Феодосий помолчал:
– Но сказать ей об сем надо. Не след ближнего своего в неведении держать. Писание учит: «Возлюби ближнего своего, как самого себя». Значит, не делай ему того, чего не хочешь, чтобы тебе сделали. Посему, Матвей, и не совершишь ты греха. Человек, хоша и не ангел, однако Бог ему дал свободу выбирать, добро причинить ближнему, али зло. Дурного ты не учинишь, уверен я.

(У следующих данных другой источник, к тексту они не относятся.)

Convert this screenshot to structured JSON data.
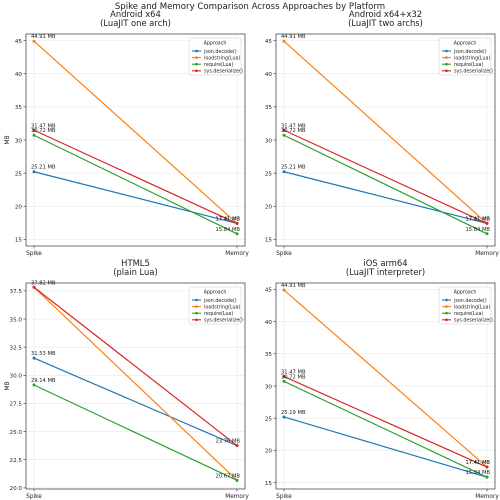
{
  "suptitle": "Spike and Memory Comparison Across Approaches by Platform",
  "legend_title": "Approach",
  "colors": {
    "json.decode()": "#1f77b4",
    "loadstring(Lua)": "#ff7f0e",
    "require(Lua)": "#2ca02c",
    "sys.deserialize()": "#d62728"
  },
  "chart_data": [
    {
      "type": "line",
      "title": "Android x64\n(LuaJIT one arch)",
      "categories": [
        "Spike",
        "Memory"
      ],
      "xlabel": "",
      "ylabel": "MB",
      "ylim": [
        14,
        46
      ],
      "yticks": [
        15,
        20,
        25,
        30,
        35,
        40,
        45
      ],
      "grid": true,
      "legend": "top-right",
      "series": [
        {
          "name": "json.decode()",
          "values": [
            25.21,
            17.41
          ],
          "labels": [
            "25.21 MB",
            "17.41 MB"
          ]
        },
        {
          "name": "loadstring(Lua)",
          "values": [
            44.91,
            17.41
          ],
          "labels": [
            "44.91 MB",
            "17.41 MB"
          ]
        },
        {
          "name": "require(Lua)",
          "values": [
            30.72,
            15.84
          ],
          "labels": [
            "30.72 MB",
            "15.84 MB"
          ]
        },
        {
          "name": "sys.deserialize()",
          "values": [
            31.47,
            17.41
          ],
          "labels": [
            "31.47 MB",
            "17.41 MB"
          ]
        }
      ]
    },
    {
      "type": "line",
      "title": "Android x64+x32\n(LuaJIT two archs)",
      "categories": [
        "Spike",
        "Memory"
      ],
      "xlabel": "",
      "ylabel": "",
      "ylim": [
        14,
        46
      ],
      "yticks": [
        15,
        20,
        25,
        30,
        35,
        40,
        45
      ],
      "grid": true,
      "legend": "top-right",
      "series": [
        {
          "name": "json.decode()",
          "values": [
            25.21,
            17.41
          ],
          "labels": [
            "25.21 MB",
            "17.41 MB"
          ]
        },
        {
          "name": "loadstring(Lua)",
          "values": [
            44.91,
            17.41
          ],
          "labels": [
            "44.91 MB",
            "17.41 MB"
          ]
        },
        {
          "name": "require(Lua)",
          "values": [
            30.72,
            15.84
          ],
          "labels": [
            "30.72 MB",
            "15.84 MB"
          ]
        },
        {
          "name": "sys.deserialize()",
          "values": [
            31.47,
            17.41
          ],
          "labels": [
            "31.47 MB",
            "17.41 MB"
          ]
        }
      ]
    },
    {
      "type": "line",
      "title": "HTML5\n(plain Lua)",
      "categories": [
        "Spike",
        "Memory"
      ],
      "xlabel": "",
      "ylabel": "MB",
      "ylim": [
        19.9,
        38.2
      ],
      "yticks": [
        20.0,
        22.5,
        25.0,
        27.5,
        30.0,
        32.5,
        35.0,
        37.5
      ],
      "tick_decimals": 1,
      "grid": true,
      "legend": "top-right",
      "series": [
        {
          "name": "json.decode()",
          "values": [
            31.53,
            23.76
          ],
          "labels": [
            "31.53 MB",
            "23.76 MB"
          ]
        },
        {
          "name": "loadstring(Lua)",
          "values": [
            37.82,
            20.67
          ],
          "labels": [
            "37.82 MB",
            "20.67 MB"
          ]
        },
        {
          "name": "require(Lua)",
          "values": [
            29.14,
            20.67
          ],
          "labels": [
            "29.14 MB",
            ""
          ]
        },
        {
          "name": "sys.deserialize()",
          "values": [
            37.82,
            23.76
          ],
          "labels": [
            "",
            ""
          ]
        }
      ]
    },
    {
      "type": "line",
      "title": "iOS arm64\n(LuaJIT interpreter)",
      "categories": [
        "Spike",
        "Memory"
      ],
      "xlabel": "",
      "ylabel": "",
      "ylim": [
        14,
        46
      ],
      "yticks": [
        15,
        20,
        25,
        30,
        35,
        40,
        45
      ],
      "grid": true,
      "legend": "top-right",
      "series": [
        {
          "name": "json.decode()",
          "values": [
            25.19,
            15.84
          ],
          "labels": [
            "25.19 MB",
            ""
          ]
        },
        {
          "name": "loadstring(Lua)",
          "values": [
            44.91,
            17.41
          ],
          "labels": [
            "44.91 MB",
            "17.41 MB"
          ]
        },
        {
          "name": "require(Lua)",
          "values": [
            30.72,
            15.84
          ],
          "labels": [
            "30.72 MB",
            "15.84 MB"
          ]
        },
        {
          "name": "sys.deserialize()",
          "values": [
            31.47,
            17.41
          ],
          "labels": [
            "31.47 MB",
            "17.41 MB"
          ]
        }
      ]
    }
  ]
}
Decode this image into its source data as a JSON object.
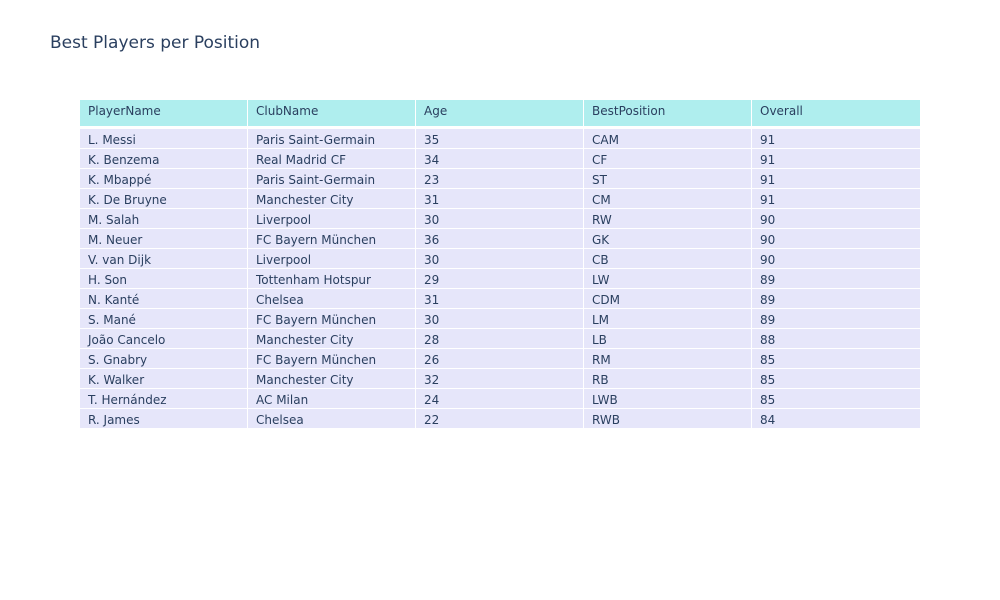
{
  "chart_data": {
    "type": "table",
    "title": "Best Players per Position",
    "columns": [
      "PlayerName",
      "ClubName",
      "Age",
      "BestPosition",
      "Overall"
    ],
    "rows": [
      [
        "L. Messi",
        "Paris Saint-Germain",
        "35",
        "CAM",
        "91"
      ],
      [
        "K. Benzema",
        "Real Madrid CF",
        "34",
        "CF",
        "91"
      ],
      [
        "K. Mbappé",
        "Paris Saint-Germain",
        "23",
        "ST",
        "91"
      ],
      [
        "K. De Bruyne",
        "Manchester City",
        "31",
        "CM",
        "91"
      ],
      [
        "M. Salah",
        "Liverpool",
        "30",
        "RW",
        "90"
      ],
      [
        "M. Neuer",
        "FC Bayern München",
        "36",
        "GK",
        "90"
      ],
      [
        "V. van Dijk",
        "Liverpool",
        "30",
        "CB",
        "90"
      ],
      [
        "H. Son",
        "Tottenham Hotspur",
        "29",
        "LW",
        "89"
      ],
      [
        "N. Kanté",
        "Chelsea",
        "31",
        "CDM",
        "89"
      ],
      [
        "S. Mané",
        "FC Bayern München",
        "30",
        "LM",
        "89"
      ],
      [
        "João Cancelo",
        "Manchester City",
        "28",
        "LB",
        "88"
      ],
      [
        "S. Gnabry",
        "FC Bayern München",
        "26",
        "RM",
        "85"
      ],
      [
        "K. Walker",
        "Manchester City",
        "32",
        "RB",
        "85"
      ],
      [
        "T. Hernández",
        "AC Milan",
        "24",
        "LWB",
        "85"
      ],
      [
        "R. James",
        "Chelsea",
        "22",
        "RWB",
        "84"
      ]
    ],
    "header_fill": "#afeeee",
    "cell_fill": "#e6e6fa",
    "text_color": "#2a3f5f"
  }
}
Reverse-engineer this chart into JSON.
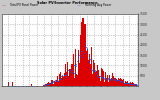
{
  "title": "Solar PV/Inverter Performance",
  "subtitle": "Total PV Panel & Running Average Power Output",
  "bar_color": "#dd0000",
  "avg_color": "#0055ff",
  "bg_color": "#c8c8c8",
  "plot_bg": "#ffffff",
  "grid_color": "#999999",
  "ylim": [
    0,
    3500
  ],
  "n_bars": 200,
  "y_ticks": [
    500,
    1000,
    1500,
    2000,
    2500,
    3000,
    3500
  ]
}
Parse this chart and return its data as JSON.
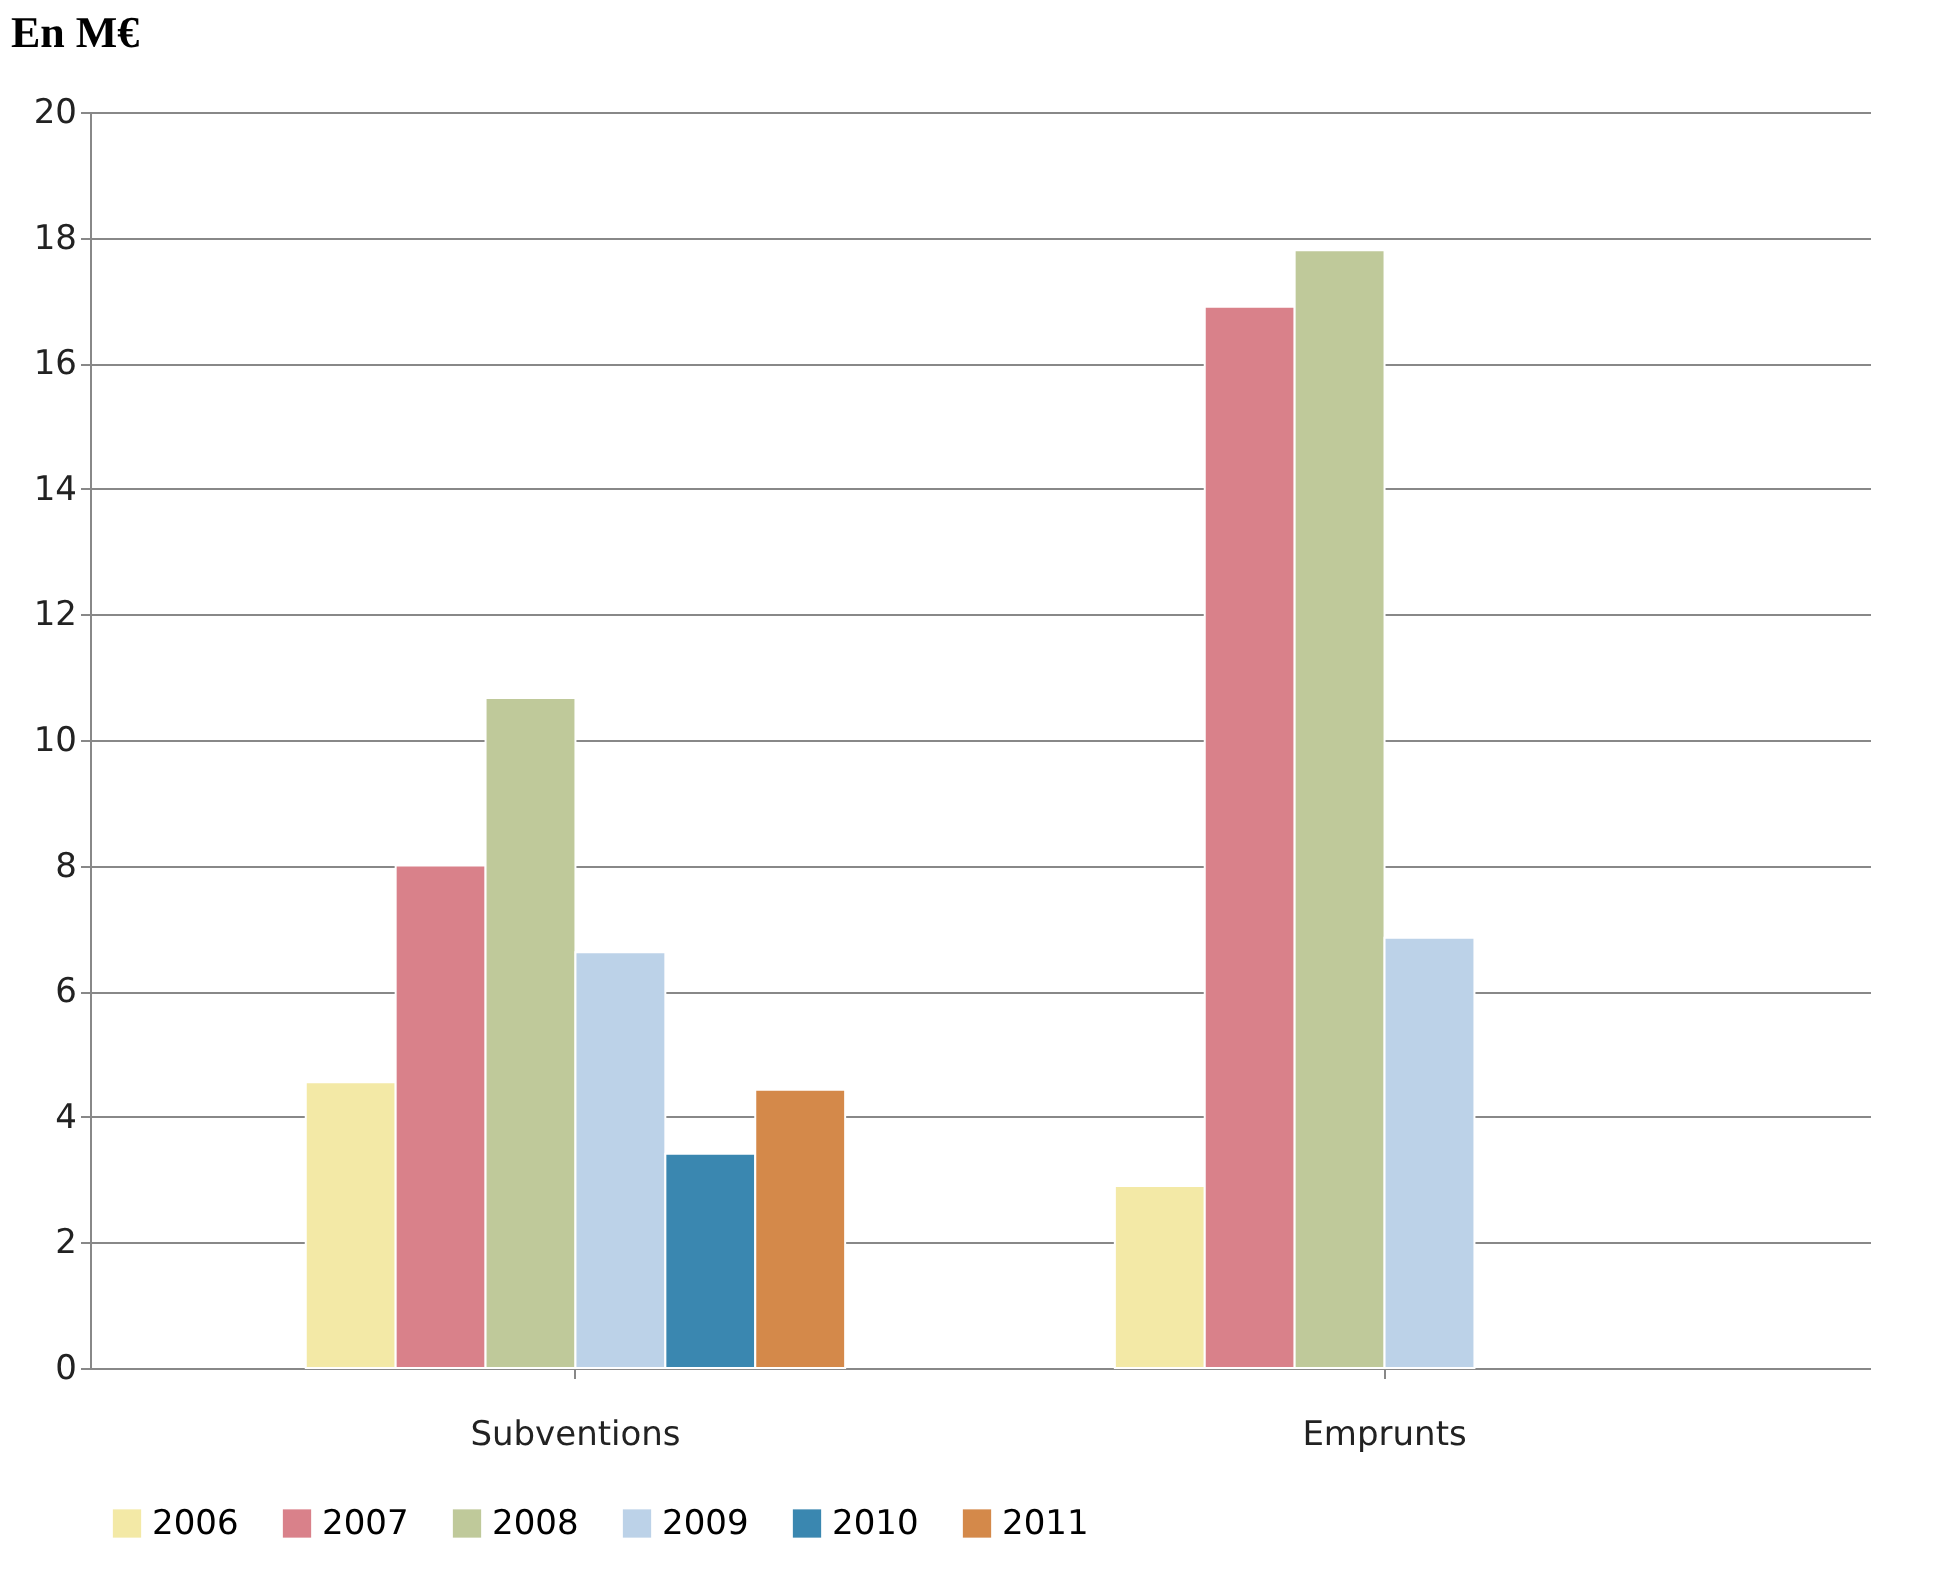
{
  "chart_data": {
    "type": "bar",
    "ylabel": "En M€",
    "categories": [
      "Subventions",
      "Emprunts"
    ],
    "series": [
      {
        "name": "2006",
        "color": "#f3e9a6",
        "values": [
          4.55,
          2.9
        ]
      },
      {
        "name": "2007",
        "color": "#d9818a",
        "values": [
          8.0,
          16.9
        ]
      },
      {
        "name": "2008",
        "color": "#bfc99a",
        "values": [
          10.67,
          17.8
        ]
      },
      {
        "name": "2009",
        "color": "#bcd2e8",
        "values": [
          6.62,
          6.85
        ]
      },
      {
        "name": "2010",
        "color": "#3a87b0",
        "values": [
          3.41,
          null
        ]
      },
      {
        "name": "2011",
        "color": "#d4894a",
        "values": [
          4.43,
          null
        ]
      }
    ],
    "ylim": [
      0,
      20
    ],
    "yticks": [
      0,
      2,
      4,
      6,
      8,
      10,
      12,
      14,
      16,
      18,
      20
    ],
    "grid": "y",
    "legend": "bottom"
  }
}
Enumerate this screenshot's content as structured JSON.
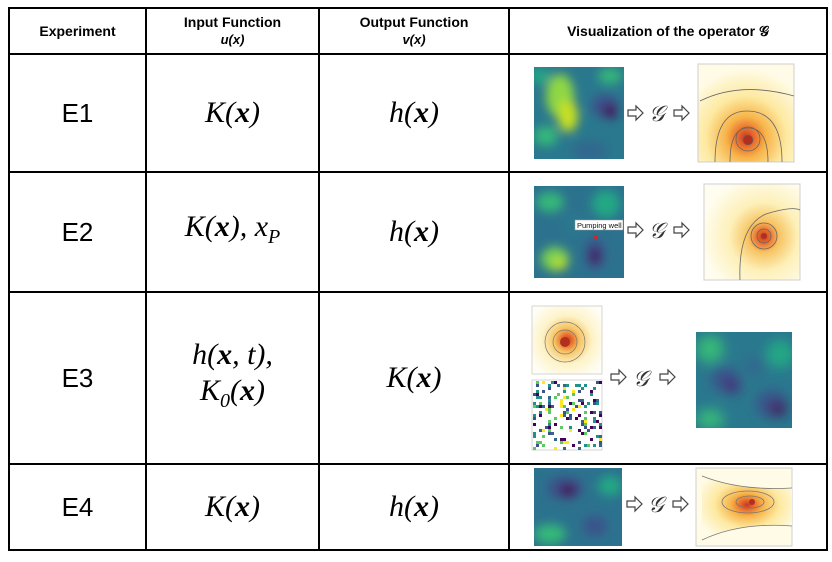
{
  "headers": {
    "experiment": "Experiment",
    "input": "Input Function",
    "input_sub": "u(x)",
    "output": "Output Function",
    "output_sub": "v(x)",
    "visualization": "Visualization of the operator 𝒢"
  },
  "rows": [
    {
      "id": "E1",
      "input": "K(𝒙)",
      "output": "h(𝒙)"
    },
    {
      "id": "E2",
      "input": "K(𝒙), x_P",
      "output": "h(𝒙)",
      "annotation": "Pumping well"
    },
    {
      "id": "E3",
      "input_line1": "h(𝒙, t),",
      "input_line2": "K0(𝒙)",
      "output": "K(𝒙)"
    },
    {
      "id": "E4",
      "input": "K(𝒙)",
      "output": "h(𝒙)"
    }
  ],
  "operator_symbol": "𝒢",
  "colors": {
    "viridis_dark": "#440154",
    "viridis_mid": "#21918c",
    "viridis_light": "#fde725",
    "head_hot": "#e8692a",
    "head_cool": "#fffbe0"
  }
}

– Может, к Федору Васильевичу пойти сначала? – робко спросил Башкин.
– Она что, не человек, что ли? – припадая на искалеченную ногу, Феодосий заковылял по горнице.
– Ровно ты, Матвей Семенович, на рынке торгуешься. Понравилась корова, дак пойду к ее хозяину. Человек не корова, владельцев, окромя Бога, у него нетути. Сам холопов на волю отпустил, а теперь вона как рассуждаешь.
– Но ведь муж у нее есть…
– Ты, Матвей, думаешь, что ежели женщина, дак и воли у нее своей нет, и разума тоже. Сказано: «И сотворил Всевышний человека по образу и подобию своему, мужчину и женщину создал он их». Нет, Матвей Семенович, учиться тебе еще и учиться… – покачал головой Феодосий.
Вошла хозяйка с заедками, разговор прервался.
За столом боярыня спросила:
– Феодосий, ходим мы в церковь, кланяемся святым иконам, свечи ставим. Для чего все сие, как думаешь?
– Федосья Никитична, ровно что идолы сие языческие… – вздохнул монах:
– Духом подобает поклоняться Отцу нашему небесному, а не поклоны бить или на землю падать, или, как варвары какие, проскуры и свечи в церковь приносить. Матвей Семенович со мной не согласен, но все же скажу я. Иисус, хоша и пророк был, но был человек и сын человеческий, как и все мы.
– Не сын Божий? – Феодосия испытующе посмотрела на Косого.
– Нет… – твердо ответил он.
– Федосья Никитична, пока Феодосий наш отдыхает, разговор есть у меня к тебе… – они с Башкиным шли через луг к реке. В самом разгаре было московское лето. Феодосия остановилась.
– Матвей Семенович, цветов нарву Феодосию, поставлю ему в горницу. Столько времени он в темнице пробыл, хочется порадовать человека.
Башкин смотрел на ее тонкое, словно иконописное лицо, на длинные пальцы, мягко касающиеся свежей травы. Чудилось ему, что вся она соткана из света и запаха цветущих лип.
Полуденную тишину нарушало только жужжание пчел. Высоко в небе парил, раскинув крылья, одинокий коршун.
Она поднялась, пряча лицо в охапке цветов.
– Матвей Семенович, случилось что?
– Случилось… – он сглотнул комок в горле.
Слушая его, Феодосия молчала. Краска сбегала с ее лица, пока не стало оно совсем бледным, даже губы бросило в синеву.